次々と流れゆくネオンを見つめていると、運転手が話しかけてきた。

わたしが運転手の背中を見つめると、彼は話を続けた。

「普段ならもっと人がたくさんいて賑やかなんですけど…不況のせいかなぁ」

そこまで言って、運転手は軽く笑った。きっと、わたしを安心させようと、どうでもいい話題を振ってくれたのだろう。
彼の気持ちをくみ取り、わたしも愛想笑いを浮かべ、「そうですね…」とだけ答えた。


いつの間にか繁華街を通り抜け、閑静な住宅街に入った。小学校の角を右折し、長い坂道を登りきると、間もなくして近代的な大きい建物にたどり着く。

目的の病院だった。

タクシーはそこの正面玄関にある車寄せに入り、静かに停車した。

「お世話さまでした」

わたしは運転手に礼を述べながら料金を支払い、タクシーから降りる。空車になったタクシーは、すぐに発進し、再び夜の闇の中へと溶け込んでいく。
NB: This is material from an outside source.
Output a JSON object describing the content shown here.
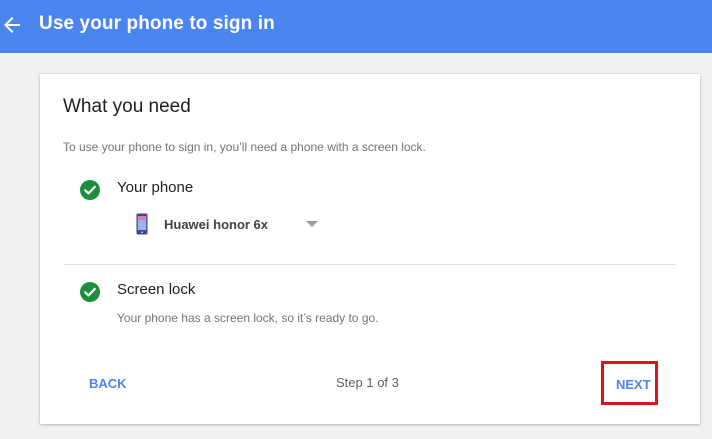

深い闇の中で、真っ赤に輝くブレーキランプが遠退いていく様を眺めてから、わたしは病院の中へと入って行った。



******



―――静まり返った廊下をゆっくり歩く。



カツン…カツン…とわたしの足音だけが、虚しく反響した。

廊下には、入院病棟独特の薬の匂いや、甘ったるい加齢臭に満ちている。


大きな病院の、6階にある外科病棟。

その東側の、一番奥にある、病室へ向かった。


人も疎らなナースステーションの前を通り抜け、ようやく目的の病室にたどり着いた。


わたしは立ち止まり、大きな引き戸の前にかかっているプレートを確認する。


そこには、『山本 要次』という名前が素っ気なく書かれていた。

ため息をつき、その引き戸を、2、3度ノックをしてから、わたしは返事を待たずにゆっくりドアを引いて病室の中に入った。